Bok’s tale is not a strenuous allegory, but does possess more allegorical moments and intentions than the other books. This stems from what I see as a role model for this novel, the works of George MacDonald, who famously used the image of climbing a flight of ethereal sky steps in The Golden Key. Consequently, about three-quarters of the novel is a lot of dialogue revelatory of higher principles and the inner natures of the protagonists. It’s only in the last quarter that Bok seems to realize he needs some physical adventures too, sending Hibbert, Mareth, Scarlatti and Carlotta across some dangerous landscapes.
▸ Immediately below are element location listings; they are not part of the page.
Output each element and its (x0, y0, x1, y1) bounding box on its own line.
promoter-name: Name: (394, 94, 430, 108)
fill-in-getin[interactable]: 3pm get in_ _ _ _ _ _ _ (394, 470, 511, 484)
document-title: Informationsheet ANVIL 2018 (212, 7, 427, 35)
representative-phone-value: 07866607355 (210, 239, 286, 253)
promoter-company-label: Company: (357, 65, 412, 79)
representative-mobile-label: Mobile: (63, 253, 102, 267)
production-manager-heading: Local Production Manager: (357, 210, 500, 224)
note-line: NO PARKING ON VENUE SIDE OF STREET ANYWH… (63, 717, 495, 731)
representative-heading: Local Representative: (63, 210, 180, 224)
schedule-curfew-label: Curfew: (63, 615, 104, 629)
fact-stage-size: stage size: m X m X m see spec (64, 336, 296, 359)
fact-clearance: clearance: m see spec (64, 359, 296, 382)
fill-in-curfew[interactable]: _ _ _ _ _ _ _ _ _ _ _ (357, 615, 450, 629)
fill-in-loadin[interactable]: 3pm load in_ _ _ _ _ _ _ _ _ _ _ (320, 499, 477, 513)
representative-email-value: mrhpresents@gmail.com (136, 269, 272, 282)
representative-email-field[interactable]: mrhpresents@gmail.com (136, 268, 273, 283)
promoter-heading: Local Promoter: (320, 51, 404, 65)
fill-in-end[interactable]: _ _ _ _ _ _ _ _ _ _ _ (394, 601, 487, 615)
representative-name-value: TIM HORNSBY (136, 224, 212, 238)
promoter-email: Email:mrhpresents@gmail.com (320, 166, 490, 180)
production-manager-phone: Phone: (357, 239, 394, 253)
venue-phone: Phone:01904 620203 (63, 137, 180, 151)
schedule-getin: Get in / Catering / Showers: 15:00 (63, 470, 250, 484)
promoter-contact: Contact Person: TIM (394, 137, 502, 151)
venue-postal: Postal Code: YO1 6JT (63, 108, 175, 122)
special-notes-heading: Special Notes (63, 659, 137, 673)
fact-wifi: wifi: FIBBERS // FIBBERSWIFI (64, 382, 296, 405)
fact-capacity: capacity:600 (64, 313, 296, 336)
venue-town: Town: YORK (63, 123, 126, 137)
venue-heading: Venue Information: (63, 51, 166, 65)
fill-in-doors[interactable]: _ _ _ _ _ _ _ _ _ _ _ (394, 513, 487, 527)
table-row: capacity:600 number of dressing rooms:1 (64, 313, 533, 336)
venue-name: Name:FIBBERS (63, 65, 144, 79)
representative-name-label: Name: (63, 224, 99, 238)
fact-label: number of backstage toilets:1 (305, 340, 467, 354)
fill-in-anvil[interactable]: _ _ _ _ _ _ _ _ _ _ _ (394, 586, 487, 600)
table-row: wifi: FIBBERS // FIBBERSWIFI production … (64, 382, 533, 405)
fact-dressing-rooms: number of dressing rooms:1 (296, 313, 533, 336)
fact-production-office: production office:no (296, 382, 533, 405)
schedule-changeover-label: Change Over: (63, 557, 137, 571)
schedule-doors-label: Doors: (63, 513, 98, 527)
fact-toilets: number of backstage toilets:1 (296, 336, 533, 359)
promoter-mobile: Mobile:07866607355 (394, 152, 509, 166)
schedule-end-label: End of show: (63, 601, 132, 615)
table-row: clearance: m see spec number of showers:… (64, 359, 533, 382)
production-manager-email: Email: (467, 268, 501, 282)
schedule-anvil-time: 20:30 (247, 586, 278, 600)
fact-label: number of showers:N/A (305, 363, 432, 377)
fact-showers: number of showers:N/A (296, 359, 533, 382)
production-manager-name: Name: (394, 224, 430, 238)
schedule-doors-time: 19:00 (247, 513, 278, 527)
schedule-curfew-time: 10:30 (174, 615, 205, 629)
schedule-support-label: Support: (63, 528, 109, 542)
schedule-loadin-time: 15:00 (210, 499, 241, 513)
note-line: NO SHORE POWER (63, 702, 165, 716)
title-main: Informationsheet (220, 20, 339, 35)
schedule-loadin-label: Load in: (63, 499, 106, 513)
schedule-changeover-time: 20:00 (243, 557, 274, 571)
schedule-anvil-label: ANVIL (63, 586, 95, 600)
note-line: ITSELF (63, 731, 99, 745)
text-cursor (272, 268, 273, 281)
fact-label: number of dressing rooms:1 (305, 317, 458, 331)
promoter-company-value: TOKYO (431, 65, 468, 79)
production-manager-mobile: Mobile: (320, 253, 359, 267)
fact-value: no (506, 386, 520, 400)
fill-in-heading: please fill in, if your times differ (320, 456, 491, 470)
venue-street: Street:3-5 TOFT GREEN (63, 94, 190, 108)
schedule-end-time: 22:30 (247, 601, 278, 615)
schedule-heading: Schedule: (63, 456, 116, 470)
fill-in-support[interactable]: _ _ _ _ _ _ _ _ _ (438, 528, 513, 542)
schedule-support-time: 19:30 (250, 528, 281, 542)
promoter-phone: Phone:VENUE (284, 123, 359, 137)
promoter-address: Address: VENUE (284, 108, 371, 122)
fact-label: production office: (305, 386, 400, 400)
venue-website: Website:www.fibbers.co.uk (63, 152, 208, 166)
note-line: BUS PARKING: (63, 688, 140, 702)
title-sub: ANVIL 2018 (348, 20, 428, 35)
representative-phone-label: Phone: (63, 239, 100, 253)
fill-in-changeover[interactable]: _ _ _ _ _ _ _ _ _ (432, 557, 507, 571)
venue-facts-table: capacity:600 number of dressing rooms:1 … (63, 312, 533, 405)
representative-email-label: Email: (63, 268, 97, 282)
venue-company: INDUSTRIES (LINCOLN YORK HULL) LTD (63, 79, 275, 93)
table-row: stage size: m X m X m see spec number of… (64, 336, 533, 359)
Bok’s love for the cinema seems also to figure in the construction of this tale, evoking the classic Lost Horizon and other films of the 30s and 40s, where, say, a plane of people crashes, and the survivors learn all about themselves under rough conditions.
As a metaphysical excursion the novel rewards, although it does not possess the blood and thunder of Ship or the Oz-like qualities of Stone.
One rare-for-its-era aspect of the book deserves attention: its frankness with gay themes. Bok himself was quietly gay (despite his focus on male-female romances), and he is fairly explicit that Scarlatti uses Hibbert for sex. Burks calls Hibbert Scarlatti’s “toy,” and Carlotta is insanely jealous of Hibbert. “She sneered: ‘What did you do in the clink, pick up a new habit?’”
Reaching the end of Bok’s novels, abetted by the memoirs of the man himself, the reader will feel reverence for the gentle dreamer and thankful pleasure at the unique fantastical gifts he bequeathed us.